The status of women council hopes to work with public and private policymakers to ensure their practices aren’t inadvertently facilitating economic abuse. The council plans to develop training to share with other organizations about how to support people who have endured economic abuse. 

Dean said potential areas for change are joint accounts at financial institutions, government funding, and insurance. 

The NWT effort is part of Help Us Rise, a national advocacy and awareness campaign from the Canadian Centre for Women’s Empowerment – or CCFWE – which declared November 26 economic abuse awareness day. 

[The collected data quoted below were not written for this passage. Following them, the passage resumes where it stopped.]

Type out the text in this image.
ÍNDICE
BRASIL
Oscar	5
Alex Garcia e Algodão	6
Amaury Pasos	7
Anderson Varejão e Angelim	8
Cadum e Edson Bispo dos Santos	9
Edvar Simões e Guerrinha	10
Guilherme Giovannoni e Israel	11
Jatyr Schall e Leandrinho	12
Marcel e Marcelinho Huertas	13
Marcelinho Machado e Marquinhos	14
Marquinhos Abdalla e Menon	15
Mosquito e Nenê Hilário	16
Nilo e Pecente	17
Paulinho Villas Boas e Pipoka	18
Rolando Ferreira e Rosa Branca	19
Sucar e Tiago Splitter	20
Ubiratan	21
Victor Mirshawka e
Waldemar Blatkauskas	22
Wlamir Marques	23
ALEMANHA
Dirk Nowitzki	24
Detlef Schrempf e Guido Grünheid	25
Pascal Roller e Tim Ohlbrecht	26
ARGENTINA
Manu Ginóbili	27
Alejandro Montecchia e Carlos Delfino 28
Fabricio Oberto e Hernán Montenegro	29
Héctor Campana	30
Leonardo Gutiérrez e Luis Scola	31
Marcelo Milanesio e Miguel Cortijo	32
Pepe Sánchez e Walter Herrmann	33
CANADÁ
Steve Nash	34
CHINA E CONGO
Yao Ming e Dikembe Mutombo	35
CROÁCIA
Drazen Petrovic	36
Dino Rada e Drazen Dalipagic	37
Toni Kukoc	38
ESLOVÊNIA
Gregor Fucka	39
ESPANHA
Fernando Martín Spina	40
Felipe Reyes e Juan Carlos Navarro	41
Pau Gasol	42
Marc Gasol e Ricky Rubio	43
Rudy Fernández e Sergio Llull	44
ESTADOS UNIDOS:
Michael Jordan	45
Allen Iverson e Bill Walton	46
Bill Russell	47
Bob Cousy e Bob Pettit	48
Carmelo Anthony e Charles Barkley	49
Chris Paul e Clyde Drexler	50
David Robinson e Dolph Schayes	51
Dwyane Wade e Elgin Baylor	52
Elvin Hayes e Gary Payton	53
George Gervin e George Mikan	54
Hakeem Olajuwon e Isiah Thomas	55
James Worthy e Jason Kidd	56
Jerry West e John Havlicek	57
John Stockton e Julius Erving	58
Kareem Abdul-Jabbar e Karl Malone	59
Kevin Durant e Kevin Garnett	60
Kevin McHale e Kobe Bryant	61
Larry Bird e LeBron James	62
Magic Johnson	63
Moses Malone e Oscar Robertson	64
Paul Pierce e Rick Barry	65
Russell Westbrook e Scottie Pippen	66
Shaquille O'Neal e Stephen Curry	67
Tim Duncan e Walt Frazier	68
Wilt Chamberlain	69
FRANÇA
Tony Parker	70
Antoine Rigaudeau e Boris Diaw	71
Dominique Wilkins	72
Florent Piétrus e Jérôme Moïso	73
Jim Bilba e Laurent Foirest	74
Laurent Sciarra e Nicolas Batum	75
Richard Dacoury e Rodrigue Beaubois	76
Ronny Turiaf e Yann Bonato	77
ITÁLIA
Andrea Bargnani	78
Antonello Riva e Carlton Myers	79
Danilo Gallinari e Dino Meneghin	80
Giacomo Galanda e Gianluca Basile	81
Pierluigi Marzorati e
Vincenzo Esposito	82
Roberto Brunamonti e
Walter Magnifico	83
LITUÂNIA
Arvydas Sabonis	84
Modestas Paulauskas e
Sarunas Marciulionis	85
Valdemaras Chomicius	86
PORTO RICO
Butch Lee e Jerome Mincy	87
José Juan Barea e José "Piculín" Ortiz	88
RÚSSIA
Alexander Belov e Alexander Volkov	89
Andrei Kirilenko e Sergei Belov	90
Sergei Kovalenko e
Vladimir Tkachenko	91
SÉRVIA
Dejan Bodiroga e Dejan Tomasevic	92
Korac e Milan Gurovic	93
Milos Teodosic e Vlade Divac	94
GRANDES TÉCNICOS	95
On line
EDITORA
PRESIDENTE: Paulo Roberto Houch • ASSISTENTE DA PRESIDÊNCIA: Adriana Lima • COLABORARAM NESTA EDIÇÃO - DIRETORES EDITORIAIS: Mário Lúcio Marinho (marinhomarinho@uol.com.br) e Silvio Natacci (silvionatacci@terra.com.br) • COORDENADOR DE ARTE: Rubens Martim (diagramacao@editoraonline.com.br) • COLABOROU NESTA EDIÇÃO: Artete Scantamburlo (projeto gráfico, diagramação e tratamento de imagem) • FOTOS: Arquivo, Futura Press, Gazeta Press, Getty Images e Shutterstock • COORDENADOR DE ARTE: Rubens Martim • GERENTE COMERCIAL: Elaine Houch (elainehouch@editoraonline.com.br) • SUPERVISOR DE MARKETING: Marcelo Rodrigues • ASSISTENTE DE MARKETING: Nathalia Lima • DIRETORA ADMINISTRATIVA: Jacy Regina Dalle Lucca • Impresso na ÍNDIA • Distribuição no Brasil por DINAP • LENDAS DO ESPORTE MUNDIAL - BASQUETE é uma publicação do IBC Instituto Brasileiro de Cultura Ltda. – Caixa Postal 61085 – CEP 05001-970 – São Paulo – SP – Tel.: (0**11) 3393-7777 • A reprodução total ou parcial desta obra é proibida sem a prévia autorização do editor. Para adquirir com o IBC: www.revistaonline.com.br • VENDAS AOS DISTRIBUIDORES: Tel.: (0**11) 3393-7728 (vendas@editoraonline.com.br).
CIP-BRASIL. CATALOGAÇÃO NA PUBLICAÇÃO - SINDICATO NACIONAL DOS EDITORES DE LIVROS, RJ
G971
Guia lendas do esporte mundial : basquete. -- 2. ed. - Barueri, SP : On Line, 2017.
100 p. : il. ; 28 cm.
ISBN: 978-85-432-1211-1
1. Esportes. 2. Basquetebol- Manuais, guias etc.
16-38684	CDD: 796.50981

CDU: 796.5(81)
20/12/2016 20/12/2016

Meseret Haileyesus, a CCFWE representative, said economic abuse is more pronounced for people who are Black, Indigenous, or of colour, and can stop someone leaving an abusive relationship. Even after the relationship ends, she said, the impacts of economic abuse – like debt and bad credit scores – can deny survivors access to a credit card, loans, secure housing, or employment.

“We believe that knowing about economic abuse could help to prevent it,” she said. “We want people to have that information so that they can easily identify [it] and respond.”

Haileyesus said governments, financial and academic institutions, the justice system, and utilities have a role to play in combating economic abuse. 

CCFWE has called on the Canadian government to include economic control, sabotage, and exploitation in the federally legislated definition of domestic violence.

Haileyesus said the organization has set out five actions financial institutions can take, including reducing interest rates on credit cards, relaxing criteria for critical personal loans, and offering flexible and realistic payment plans.